Apologies for the delay, I took the plunge and upgraded to a Mac mini and 4K display so had to migrate my setup and then figure out why my workflow was broken (hint: retina!) compared to my old rMBP with non-retina display.
So, my workflow uses the following apps:
- OpenSCAD "The Programmers Solid 3D CAD Modeller"
- Retrobatch "a unique application for automating actions on multiple images at the same time"
- post-processing "greyscale and dithering tool" (I use my own realtime tool, but any image editor would do it to a degree, see this other thread)
This is so I can re-run a workflow at any point (maybe in a make file) which I often do during development. These become executable assets, of sorts, in my project.
- define 3D models (I get a feeling like coding CSS in a strange way)
- animate the model spinning through one 360-degree rotation
- dump frames out as PNG files
Here's the model definition to try out: car.scad · GitHub
I love building 3D this way, it's kind of like LEGO. I use basic geometric building blocks (cube, sphere, cylinder, polygon, etc) and some boolean operations (difference, intersection, union). There are some other cool things (hull, minkowski). I have the commands in Dash.app alongside the Playdate SDK docs.
This is what the model looks like with all the blocks I have used to make it visible at once.
My particular approach is subtractive — kind of like sculpting — I start with large blocks and cut away at them using other shapes and the difference function. When finding the exact placement for a block I use the # precedent which makes the blocks show up as semi-opaque red blocks.
I colour each block in a one or two shades of grey, black and white. This is to help with the conversion to 1-bit later on. It's not so obvious here as the lighting makes the colours look many different shades - for example the wheels are black with white centre but look grey here.
Using some simple programming constructs and variables I can add booleans to trigger different states, I use this for angled front wheels and tilted car body.
And also to set the distance and rotation of the camera relative to the model when in animation mode. In this mode I enter a speed (doesn't matter but higher the better) number of frames = 32, and the tick the box to dump the images. The tick disappears when the images are all done.
I also rendered the skid marks, car shadow, and some other elements.
There is a lot that is annoying about this app
- not retina-optimised (so I run it in Low Resolution, set using Get Into on the app) [no longer true in 2022]
- runs maxed out on a single core [run it from the command line for parallelism/multi-core]
- doesn't have configurable lighting (I'd prefer uniform or no lighting)
- Qt framework app so not really macOS-native
...but I still use it! I am not aware of anything else quite like it.

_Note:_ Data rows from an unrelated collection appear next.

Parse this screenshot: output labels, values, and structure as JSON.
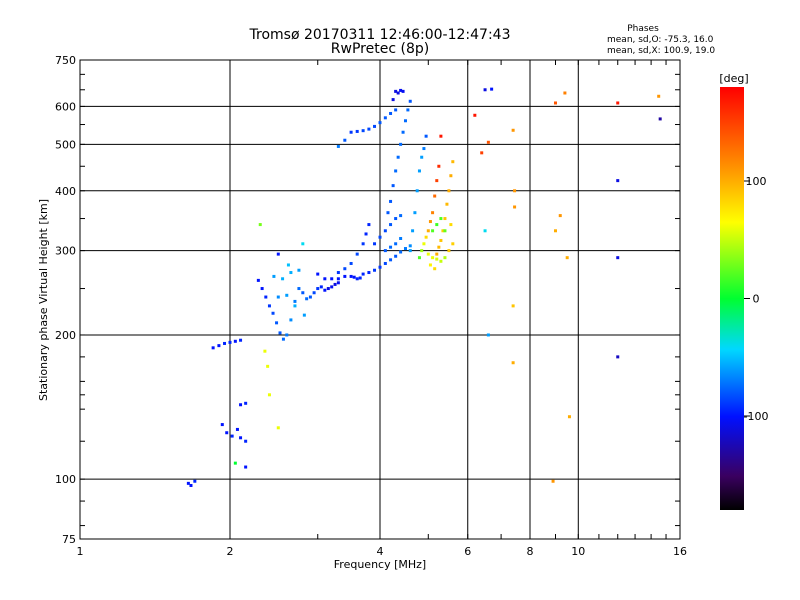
{
  "chart_data": {
    "type": "scatter",
    "title": "Tromsø 20170311 12:46:00-12:47:43",
    "subtitle": "RwPretec (8p)",
    "xlabel": "Frequency [MHz]",
    "ylabel": "Stationary phase Virtual Height [km]",
    "xscale": "log",
    "yscale": "log",
    "xlim": [
      1,
      16
    ],
    "ylim": [
      75,
      750
    ],
    "x_ticks": [
      1,
      2,
      4,
      6,
      8,
      10,
      16
    ],
    "x_tick_labels": [
      "1",
      "2",
      "4",
      "6",
      "8",
      "10",
      "16"
    ],
    "y_ticks": [
      75,
      100,
      200,
      300,
      400,
      500,
      600,
      750
    ],
    "y_tick_labels": [
      "75",
      "100",
      "200",
      "300",
      "400",
      "500",
      "600",
      "750"
    ],
    "major_gridlines_x": [
      2,
      4,
      6,
      8,
      10
    ],
    "major_gridlines_y": [
      100,
      200,
      300,
      400,
      500,
      600
    ],
    "stats": {
      "heading": "Phases",
      "line_o": "mean, sd,O: -75.3, 16.0",
      "line_x": "mean, sd,X: 100.9, 19.0"
    },
    "colorbar": {
      "label": "[deg]",
      "range": [
        -180,
        180
      ],
      "ticks": [
        100,
        0,
        -100
      ],
      "tick_labels": [
        "100",
        "0",
        "-100"
      ]
    },
    "series": [
      {
        "name": "traces",
        "points": [
          [
            1.65,
            98,
            -100
          ],
          [
            1.67,
            97,
            -100
          ],
          [
            1.7,
            99,
            -95
          ],
          [
            1.85,
            188,
            -100
          ],
          [
            1.9,
            190,
            -100
          ],
          [
            1.95,
            192,
            -95
          ],
          [
            2.0,
            193,
            -95
          ],
          [
            2.05,
            194,
            -100
          ],
          [
            2.1,
            195,
            -95
          ],
          [
            1.93,
            130,
            -100
          ],
          [
            1.97,
            125,
            -100
          ],
          [
            2.02,
            123,
            -95
          ],
          [
            2.07,
            127,
            -100
          ],
          [
            2.1,
            143,
            -100
          ],
          [
            2.15,
            144,
            -95
          ],
          [
            2.1,
            122,
            -100
          ],
          [
            2.15,
            120,
            -95
          ],
          [
            2.05,
            108,
            0
          ],
          [
            2.15,
            106,
            -100
          ],
          [
            2.28,
            260,
            -100
          ],
          [
            2.32,
            250,
            -100
          ],
          [
            2.36,
            240,
            -95
          ],
          [
            2.4,
            230,
            -90
          ],
          [
            2.44,
            222,
            -85
          ],
          [
            2.48,
            212,
            -80
          ],
          [
            2.52,
            202,
            -80
          ],
          [
            2.56,
            196,
            -75
          ],
          [
            2.6,
            200,
            -70
          ],
          [
            2.65,
            215,
            -65
          ],
          [
            2.7,
            235,
            -70
          ],
          [
            2.75,
            250,
            -75
          ],
          [
            2.8,
            245,
            -80
          ],
          [
            2.85,
            238,
            -75
          ],
          [
            2.9,
            240,
            -80
          ],
          [
            2.95,
            245,
            -85
          ],
          [
            3.0,
            250,
            -90
          ],
          [
            3.05,
            252,
            -95
          ],
          [
            3.1,
            248,
            -100
          ],
          [
            3.15,
            250,
            -110
          ],
          [
            3.2,
            252,
            -105
          ],
          [
            3.25,
            255,
            -110
          ],
          [
            3.3,
            257,
            -105
          ],
          [
            2.45,
            265,
            -60
          ],
          [
            2.55,
            262,
            -55
          ],
          [
            2.65,
            270,
            -55
          ],
          [
            2.75,
            273,
            -60
          ],
          [
            2.62,
            280,
            -50
          ],
          [
            2.5,
            240,
            -65
          ],
          [
            2.6,
            242,
            -60
          ],
          [
            2.7,
            230,
            -55
          ],
          [
            2.82,
            220,
            -60
          ],
          [
            2.3,
            340,
            30
          ],
          [
            2.8,
            310,
            -40
          ],
          [
            2.5,
            295,
            -100
          ],
          [
            2.4,
            150,
            60
          ],
          [
            2.5,
            128,
            60
          ],
          [
            2.38,
            172,
            60
          ],
          [
            2.35,
            185,
            60
          ],
          [
            3.0,
            268,
            -100
          ],
          [
            3.1,
            262,
            -100
          ],
          [
            3.2,
            262,
            -100
          ],
          [
            3.3,
            262,
            -100
          ],
          [
            3.4,
            265,
            -100
          ],
          [
            3.5,
            265,
            -100
          ],
          [
            3.55,
            264,
            -100
          ],
          [
            3.6,
            262,
            -95
          ],
          [
            3.65,
            263,
            -95
          ],
          [
            3.7,
            268,
            -95
          ],
          [
            3.8,
            270,
            -95
          ],
          [
            3.9,
            273,
            -90
          ],
          [
            4.0,
            277,
            -90
          ],
          [
            4.1,
            282,
            -85
          ],
          [
            4.2,
            287,
            -80
          ],
          [
            4.3,
            292,
            -80
          ],
          [
            4.4,
            298,
            -75
          ],
          [
            4.5,
            303,
            -70
          ],
          [
            4.6,
            307,
            -65
          ],
          [
            3.3,
            270,
            -90
          ],
          [
            3.4,
            275,
            -85
          ],
          [
            3.5,
            282,
            -85
          ],
          [
            3.6,
            295,
            -85
          ],
          [
            3.7,
            310,
            -90
          ],
          [
            3.75,
            325,
            -95
          ],
          [
            3.8,
            340,
            -95
          ],
          [
            3.9,
            310,
            -90
          ],
          [
            4.0,
            320,
            -85
          ],
          [
            4.1,
            330,
            -85
          ],
          [
            4.2,
            340,
            -80
          ],
          [
            4.3,
            350,
            -80
          ],
          [
            4.4,
            355,
            -75
          ],
          [
            4.1,
            300,
            -80
          ],
          [
            4.2,
            305,
            -75
          ],
          [
            4.3,
            310,
            -75
          ],
          [
            4.4,
            318,
            -70
          ],
          [
            4.15,
            360,
            -80
          ],
          [
            4.2,
            380,
            -80
          ],
          [
            4.25,
            410,
            -80
          ],
          [
            4.3,
            440,
            -75
          ],
          [
            4.35,
            470,
            -75
          ],
          [
            4.4,
            500,
            -75
          ],
          [
            4.45,
            530,
            -75
          ],
          [
            4.5,
            560,
            -75
          ],
          [
            4.55,
            590,
            -75
          ],
          [
            4.6,
            615,
            -80
          ],
          [
            4.25,
            620,
            -110
          ],
          [
            4.3,
            645,
            -110
          ],
          [
            4.35,
            640,
            -110
          ],
          [
            4.4,
            648,
            -105
          ],
          [
            4.45,
            645,
            -105
          ],
          [
            3.5,
            530,
            -90
          ],
          [
            3.6,
            532,
            -90
          ],
          [
            3.7,
            534,
            -85
          ],
          [
            3.8,
            538,
            -85
          ],
          [
            3.9,
            545,
            -85
          ],
          [
            4.0,
            555,
            -80
          ],
          [
            4.1,
            568,
            -80
          ],
          [
            4.2,
            580,
            -80
          ],
          [
            4.3,
            590,
            -80
          ],
          [
            3.4,
            510,
            -80
          ],
          [
            3.3,
            495,
            -70
          ],
          [
            4.6,
            300,
            -60
          ],
          [
            4.65,
            330,
            -60
          ],
          [
            4.7,
            360,
            -60
          ],
          [
            4.75,
            400,
            -60
          ],
          [
            4.8,
            440,
            -60
          ],
          [
            4.85,
            470,
            -60
          ],
          [
            4.9,
            490,
            -70
          ],
          [
            4.95,
            520,
            -80
          ],
          [
            4.8,
            290,
            20
          ],
          [
            4.85,
            300,
            40
          ],
          [
            4.9,
            310,
            60
          ],
          [
            4.95,
            320,
            80
          ],
          [
            5.0,
            330,
            100
          ],
          [
            5.05,
            345,
            110
          ],
          [
            5.1,
            360,
            120
          ],
          [
            5.15,
            390,
            130
          ],
          [
            5.2,
            420,
            150
          ],
          [
            5.25,
            450,
            160
          ],
          [
            5.3,
            520,
            170
          ],
          [
            5.2,
            295,
            100
          ],
          [
            5.25,
            305,
            95
          ],
          [
            5.3,
            315,
            90
          ],
          [
            5.35,
            330,
            85
          ],
          [
            5.4,
            350,
            90
          ],
          [
            5.45,
            375,
            95
          ],
          [
            5.5,
            400,
            100
          ],
          [
            5.55,
            430,
            100
          ],
          [
            5.6,
            460,
            95
          ],
          [
            5.0,
            295,
            60
          ],
          [
            5.1,
            290,
            60
          ],
          [
            5.2,
            288,
            55
          ],
          [
            5.3,
            285,
            50
          ],
          [
            5.4,
            290,
            45
          ],
          [
            5.1,
            330,
            20
          ],
          [
            5.2,
            340,
            15
          ],
          [
            5.3,
            350,
            20
          ],
          [
            5.4,
            330,
            25
          ],
          [
            5.05,
            280,
            70
          ],
          [
            5.15,
            275,
            80
          ],
          [
            5.5,
            300,
            90
          ],
          [
            5.6,
            310,
            85
          ],
          [
            5.55,
            340,
            80
          ],
          [
            6.2,
            575,
            170
          ],
          [
            6.5,
            650,
            -110
          ],
          [
            6.7,
            652,
            -100
          ],
          [
            6.4,
            480,
            150
          ],
          [
            6.6,
            505,
            140
          ],
          [
            6.5,
            330,
            -40
          ],
          [
            6.6,
            200,
            -60
          ],
          [
            7.4,
            535,
            110
          ],
          [
            7.45,
            400,
            110
          ],
          [
            7.45,
            370,
            110
          ],
          [
            7.4,
            230,
            90
          ],
          [
            7.4,
            175,
            100
          ],
          [
            9.0,
            610,
            140
          ],
          [
            9.4,
            640,
            120
          ],
          [
            9.0,
            330,
            100
          ],
          [
            9.2,
            355,
            110
          ],
          [
            9.5,
            290,
            100
          ],
          [
            9.6,
            135,
            100
          ],
          [
            8.9,
            99,
            110
          ],
          [
            12.0,
            610,
            170
          ],
          [
            14.5,
            630,
            110
          ],
          [
            14.6,
            565,
            -130
          ],
          [
            12.0,
            420,
            -110
          ],
          [
            12.0,
            290,
            -110
          ],
          [
            12.0,
            180,
            -120
          ]
        ]
      }
    ]
  }
}
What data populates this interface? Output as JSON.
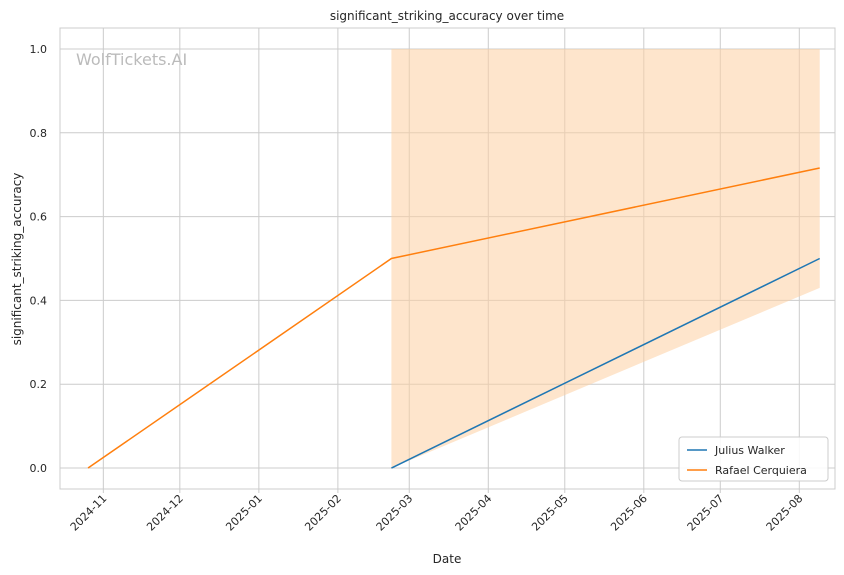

- process dumped frames x 32
- once each for left, right and straight directions
- stitch processed frames together as spritesheets x 3
- we end up with three long images
- stitch 3x spritesheets together
- we end up with our final image ready for post-processing
Edit: since writing this post I've been able to condense this process into 1 single workflow that executes much faster. See further down this thread.
For each batch all I need to do (now the they are set up!) is set source and destination folders and press the go button. As time goes on I refine these, so at some point I'll make it so that it automatically gets the filename of my current model. Not a priority right now though.
Post-processing (details vary per car sprite)
- greyscale using one of many algorithms
- reduce colours to 1-bit with dithering or by threshold level
The grey shades that I applied to my model in OpenSCAD give an element of control during this conversion process. Greys can be pushed either way, towards black or white, depending on my need with the specific model I am working on. In this instance I desaturated the greys which blows them out to nearer white. And then I chose to threshold to reduce to b/w. I also have the wheels as a separate finished image so I don't have to worry if their detail is lost during this phase, I can just paste over the accurate/finished wheels.
Final result, unedited:
I would later touch up the sprite by hand to reinforce any details I think have been lost. I use Piskel for edited sprites because it has really nice sprite sheet support, drag and drop loading, and quick and versatile exporting.